As he’d hoped, it had gone on in the direction it had last seen him swimming, expecting him to surface for air, its searchlight combing the waves for him.

He climbed into the boat.

He heard a rumble of approaching boats. He had to make this fast.

The copter was realizing he’d pulled a fast one. It banked, came back at him, just ten feet over the waves. He had braced himself, was raising the MM-1 projectile launcher, aimed a little higher than the actual target to compensate for the drop-off of the arc trajectory, and fired. The stubby weapon recoiled so slightly he wasn’t sure it had fired — and then the projectile struck home, an orange fireball exploding where the copter had been — just forty feet away.

The shock wave from the blast kicked Sullivan over backward.
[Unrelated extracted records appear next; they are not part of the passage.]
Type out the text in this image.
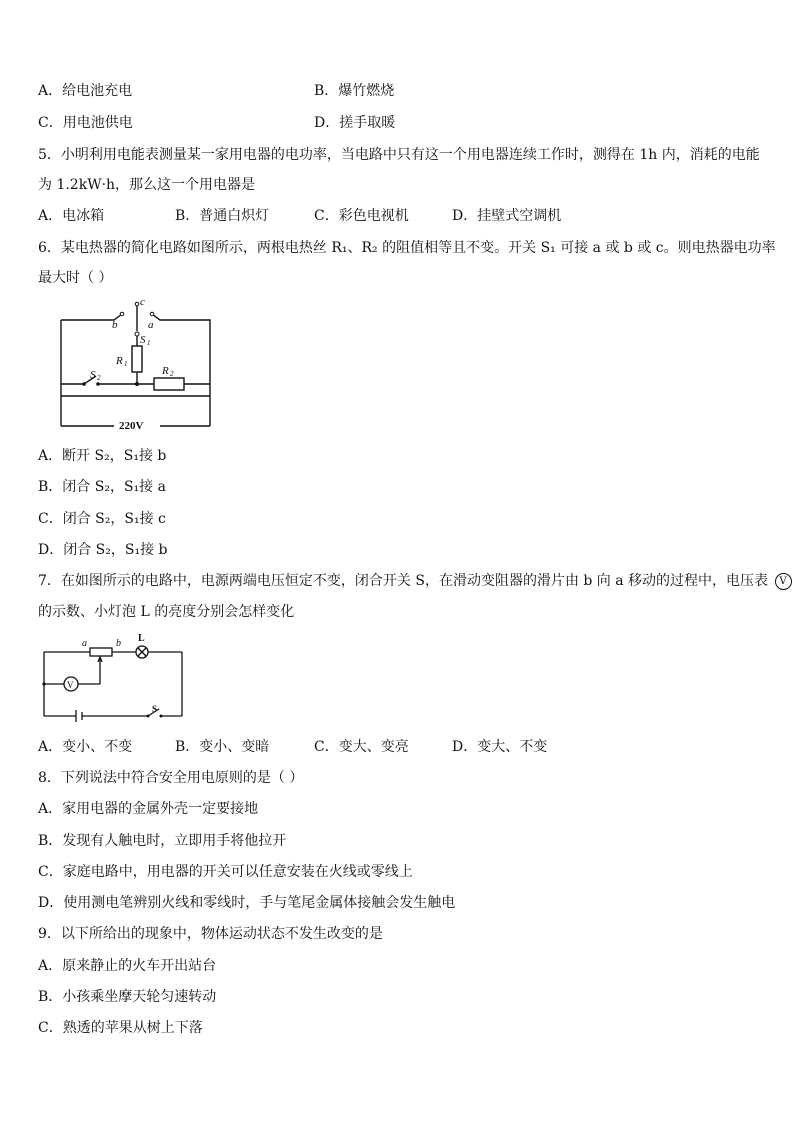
A．给电池充电	B．爆竹燃烧
C．用电池供电	D．搓手取暖
5．小明利用电能表测量某一家用电器的电功率，当电路中只有这一个用电器连续工作时，测得在 1h 内，消耗的电能
为 1.2kW·h，那么这一个用电器是
A．电冰箱	B．普通白炽灯	C．彩色电视机	D．挂壁式空调机
6．某电热器的简化电路如图所示，两根电热丝 R₁、R₂ 的阻值相等且不变。开关 S₁ 可接 a 或 b 或 c。则电热器电功率
最大时（ ）
c
b	a
S 1
S 2
R 1
R 2
220V
A．断开 S₂，S₁接 b
B．闭合 S₂，S₁接 a
C．闭合 S₂，S₁接 c
D．闭合 S₂，S₁接 b
7．在如图所示的电路中，电源两端电压恒定不变，闭合开关 S，在滑动变阻器的滑片由 b 向 a 移动的过程中，电压表 V
的示数、小灯泡 L 的亮度分别会怎样变化
a	b L
V
S
A．变小、不变	B．变小、变暗	C．变大、变亮	D．变大、不变
8．下列说法中符合安全用电原则的是（ ）
A．家用电器的金属外壳一定要接地
B．发现有人触电时，立即用手将他拉开
C．家庭电路中，用电器的开关可以任意安装在火线或零线上
D．使用测电笔辨别火线和零线时，手与笔尾金属体接触会发生触电
9．以下所给出的现象中，物体运动状态不发生改变的是
A．原来静止的火车开出站台
B．小孩乘坐摩天轮匀速转动
C．熟透的苹果从树上下落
The MM-1 fell from his arms into the boat — but Sullivan was knocked into the water.

And this time, he wasn’t alone in the water.

As he sputtered on the surface, fighting dizziness, he saw the unmistakable triangular fin of a great white shark cutting toward him through the waves. Sullivan looked for the boat. It was twenty feet off, and rocking violently in the water.

And there was no mistaking the purposeful way the shark was moving. It was coming for him, was maneuvering between him and the boat.

Sullivan, treading water, felt for the knife in its sheath. It was gone, lost in his fall. And the Beretta was soaked in water.

The shark was coming straight at him, wriggling as it picked up speed. It was eight feet long, and the way it moved, he had a feeling it was hungry.

Sullivan took a breath and ducked his head under water so he could see its mouth.

Its maw, overcrowded with serrated teeth, opened for him, visible in the light from the burning wreckage of the copter half-sunk a dozen yards away.